Elizabeth Wexler
and Annie Gedicks

Annie Gedicks
On the Walls Inside Her Head

Inspiration piece

Sitting
By Elizabeth (Betsy) Wexler

Response

She had an itch on her nose. Was she allowed to scratch it? she wondered to herself. Then she realized: I’m thinking. I think I’m just supposed to label it “thinking” and return my attention back to the breath. But my NOSE ITCHES! What did the great meditation masters do when their noses itched?

She shifted on the round buckwheat cushion below her, uncrossing and then re-crossing her legs. There. That was a good way to get a fresh start. Wait, did she need a fresh start?  Couldn’t she just label whatever she was thinking right now “thinking”, and go back to the breath?

She didn’t see how people don’t lose their shit doing this.

The quiet was unsettling, though she had hoped it would be peaceful. That’s why she came to this damn weekend retreat.  Her life was too crazy, to tense, to rife with drama. She wanted to get away, to find peace.  She wanted to have a break from her brain, from the endless worry, obsession, and chatter. Instead she was finding the inside of her head to be the loudest place on the planet.  Keeping her head perfectly still, she snuck a look around at the other people, sitting on their own cushions.  She wondered for  a split second if she looked like some kind of sinister cartoon character, moving her eyes around like that. Meanwhile, they all looked like they were doing it right.  Thinking…back to the breath. Inhale, exhale.  But wait-what if they were doing what she was doing? I mean, she must look like she’s doing it right, from the outside at least. Might they be screwing it up too, just not visibly? Wait, she wasn’t supposed to think she could screw it up-right? Wait, she wasn’t supposed to say “supposed to”—right??

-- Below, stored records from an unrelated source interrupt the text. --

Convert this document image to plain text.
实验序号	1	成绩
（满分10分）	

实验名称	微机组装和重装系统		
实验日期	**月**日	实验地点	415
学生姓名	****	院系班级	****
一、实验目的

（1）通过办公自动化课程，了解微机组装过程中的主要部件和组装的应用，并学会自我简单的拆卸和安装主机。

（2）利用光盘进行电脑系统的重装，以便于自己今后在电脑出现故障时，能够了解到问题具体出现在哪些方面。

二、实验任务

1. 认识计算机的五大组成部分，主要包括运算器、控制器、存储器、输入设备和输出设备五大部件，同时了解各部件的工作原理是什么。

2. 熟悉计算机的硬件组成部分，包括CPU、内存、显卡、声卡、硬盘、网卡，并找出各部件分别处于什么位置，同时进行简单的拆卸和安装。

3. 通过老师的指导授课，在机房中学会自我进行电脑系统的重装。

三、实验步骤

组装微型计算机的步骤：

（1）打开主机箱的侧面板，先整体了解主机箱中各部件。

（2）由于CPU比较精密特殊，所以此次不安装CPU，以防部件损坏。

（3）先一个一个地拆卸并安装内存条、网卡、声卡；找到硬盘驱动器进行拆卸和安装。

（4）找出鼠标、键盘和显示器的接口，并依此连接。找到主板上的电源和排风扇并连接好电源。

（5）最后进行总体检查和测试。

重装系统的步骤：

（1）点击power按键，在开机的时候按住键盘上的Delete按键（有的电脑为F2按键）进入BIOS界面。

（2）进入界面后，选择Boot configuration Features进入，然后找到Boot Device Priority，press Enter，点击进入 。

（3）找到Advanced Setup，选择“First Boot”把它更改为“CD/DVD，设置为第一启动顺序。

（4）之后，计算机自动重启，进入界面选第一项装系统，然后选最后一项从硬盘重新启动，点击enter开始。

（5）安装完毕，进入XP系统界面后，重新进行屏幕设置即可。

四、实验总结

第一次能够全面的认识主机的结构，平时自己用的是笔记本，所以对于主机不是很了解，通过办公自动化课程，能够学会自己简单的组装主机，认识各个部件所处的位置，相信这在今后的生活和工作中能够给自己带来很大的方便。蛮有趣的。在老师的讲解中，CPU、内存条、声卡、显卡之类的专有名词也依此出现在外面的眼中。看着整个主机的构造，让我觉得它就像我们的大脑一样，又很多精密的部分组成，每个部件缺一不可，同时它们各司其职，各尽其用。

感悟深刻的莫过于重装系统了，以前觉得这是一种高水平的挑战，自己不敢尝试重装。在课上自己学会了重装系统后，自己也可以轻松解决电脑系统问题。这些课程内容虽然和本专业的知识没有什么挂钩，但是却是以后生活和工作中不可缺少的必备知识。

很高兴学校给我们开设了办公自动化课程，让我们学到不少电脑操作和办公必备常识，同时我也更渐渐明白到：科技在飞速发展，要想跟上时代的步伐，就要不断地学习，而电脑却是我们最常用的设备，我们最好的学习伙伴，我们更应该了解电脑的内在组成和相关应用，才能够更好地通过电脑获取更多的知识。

Thinking…back to the breath. Inhale, exhale.  Maybe someone else’s nose was itching too.

Moving only her eyes, keeping her meditation posture, straight back, legs crossed, butt on the cushion, hands resting on her thighs…she snuck a peek at the timekeeper.  On his cushion he sat, with access to a clock.  That was so he could strike the gong when the meditation period was over, or rather when they switched to walking meditation. She was waiting for that with baited breath. Of course, after a minute or two of that, she couldn’t wait to sit down again. It wasn’t a preference for either of the practices. She was just excited when they got to change what they were doing. Sitting to walking, walking to sitting. It was the highlight of her day.  In that moment, looking at him, she felt a flash of ire. He could look at the clock. He had a job to do. HE didn’t just have to sit there, with the insides of his head bellowing at him.

Thinking…back to the breath. Inhale, exhale.

She tried to look at her thoughts without getting attached to them. Impossible.  As soon as she looked at what a thought contained, her mind was off and running. The director had given a metaphor in the morning meditation instruction: imagine you are standing on land, with a slow train going by. Each of the train’s cars is made of glass. Within each of those cars is a thought. It enters your line of vision, you see it, it leaves.  That was a slow train he was talking about. Her mind was a runaway train, whizzing down the tracks with no intention of stopping.

Thinking…back to the breath. Inhale, exhale.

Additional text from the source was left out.